Concave mirror of radius of curvature $20\text{cm}$ has object placed $15\text{cm}$ from its pole on the principle axis. Which of the following correctly determine the position of the image, magnification and nature of image.

• A. $-30\text{cm}$, $+2$, virtual
• B. $-30\text{cm}$, $-2$, Real
• C. $+15\text{cm}$, $-2$, Real
• D. $-30\text{cm}$, $+2$, Real

Answer 1

The correct option is B $-30\text{cm}$, $-2$, Real

Given,

Radius of curvature, $R=-20\text{cm}$

Object distance, $u$ = $-15\text{cm}$

focal length, $f=\frac{R}{2}=-10\text{cm}$


Using mirror formula:
$\frac{1}{v}+\frac{1}{u}=\frac{1}{f}$

$\Rightarrow \frac{1}{v}=\frac{1}{-10}-\frac{1}{-15}$

$\Rightarrow v=-30\text{cm}$

So, the image formed is at distance $30\text{cm}$ left of the pole.
As $v$ is negative, so the image formed is real and formed in front of the mirror.

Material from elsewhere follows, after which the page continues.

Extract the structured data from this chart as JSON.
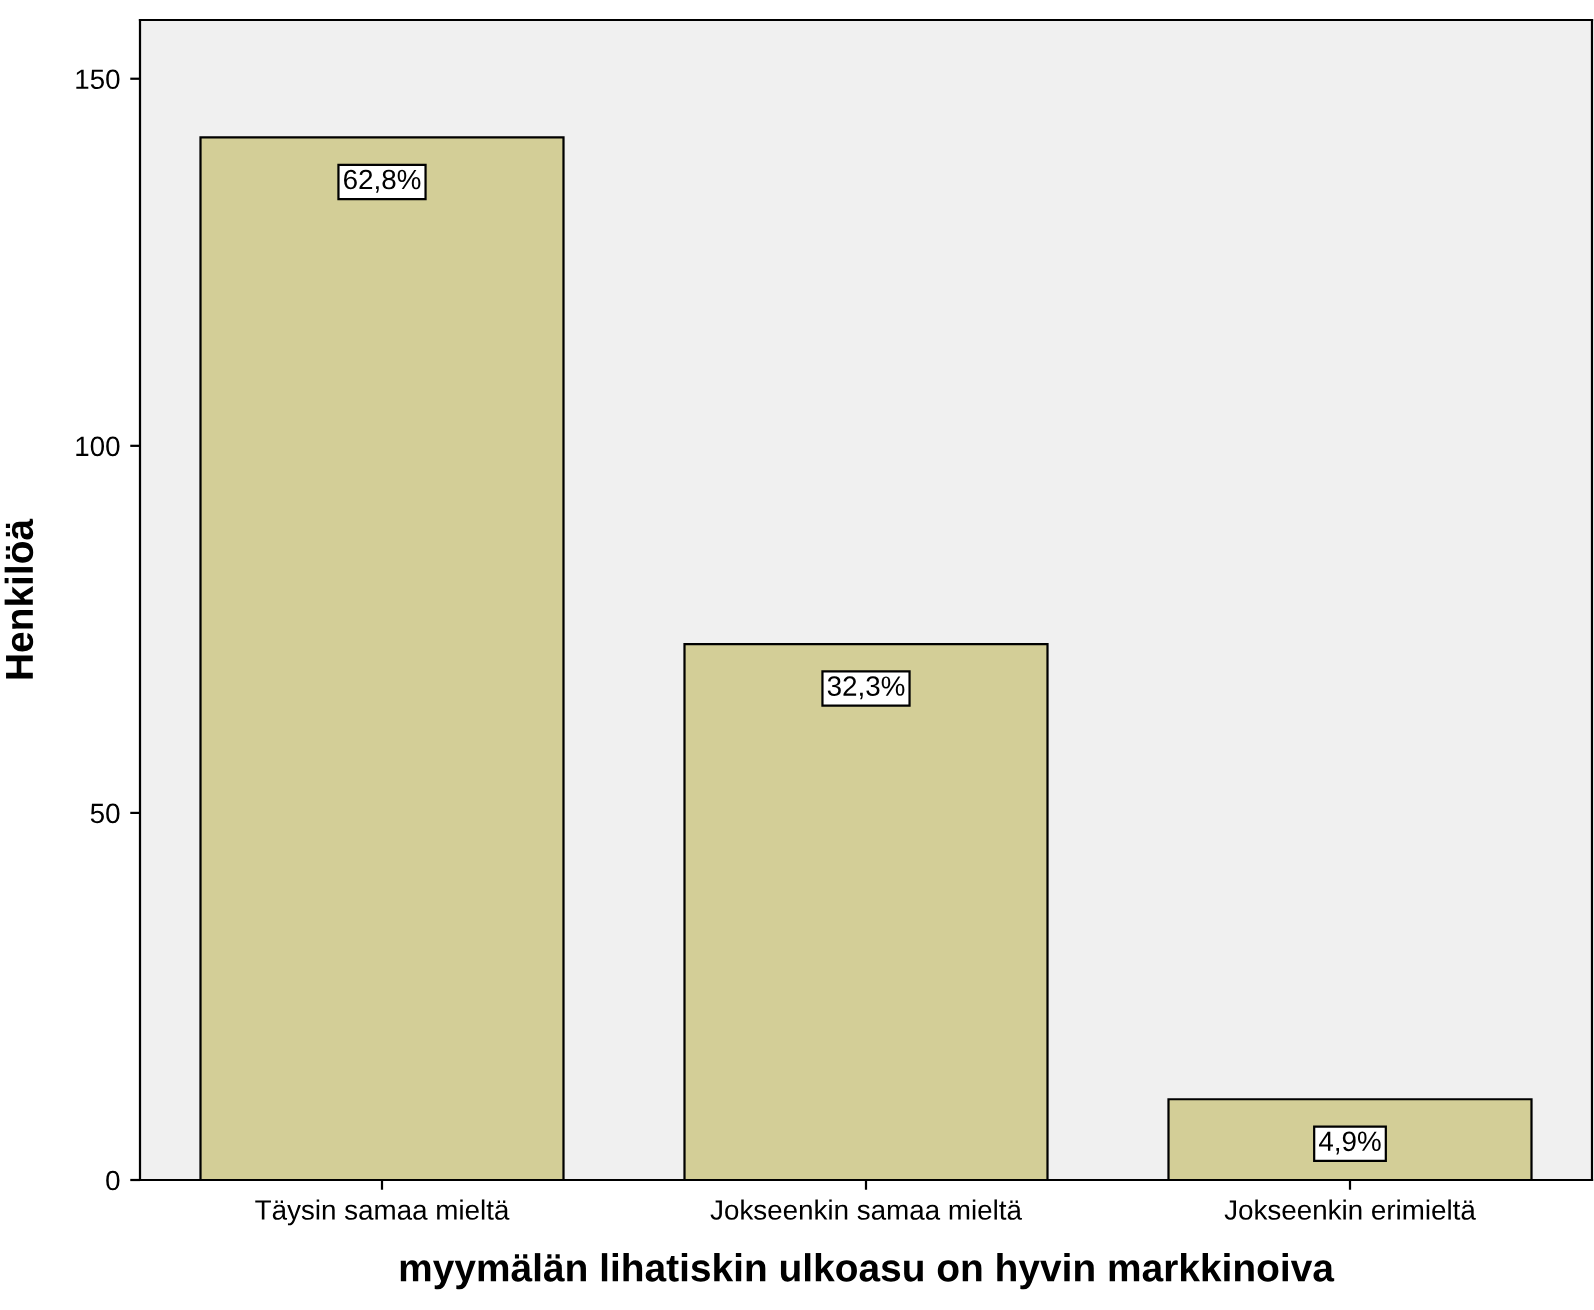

We know that the magnification formula is,

$m=\frac{-v}{u}$

$\Rightarrow m=\frac{-(-30)}{-15}$

$\therefore m=-2$ So, the image formed is also magnified and inverted.

Hence, option (b) is the correct answer.

Why this Question: To understand the concept of mirror formula and image formation by spherical mirrors.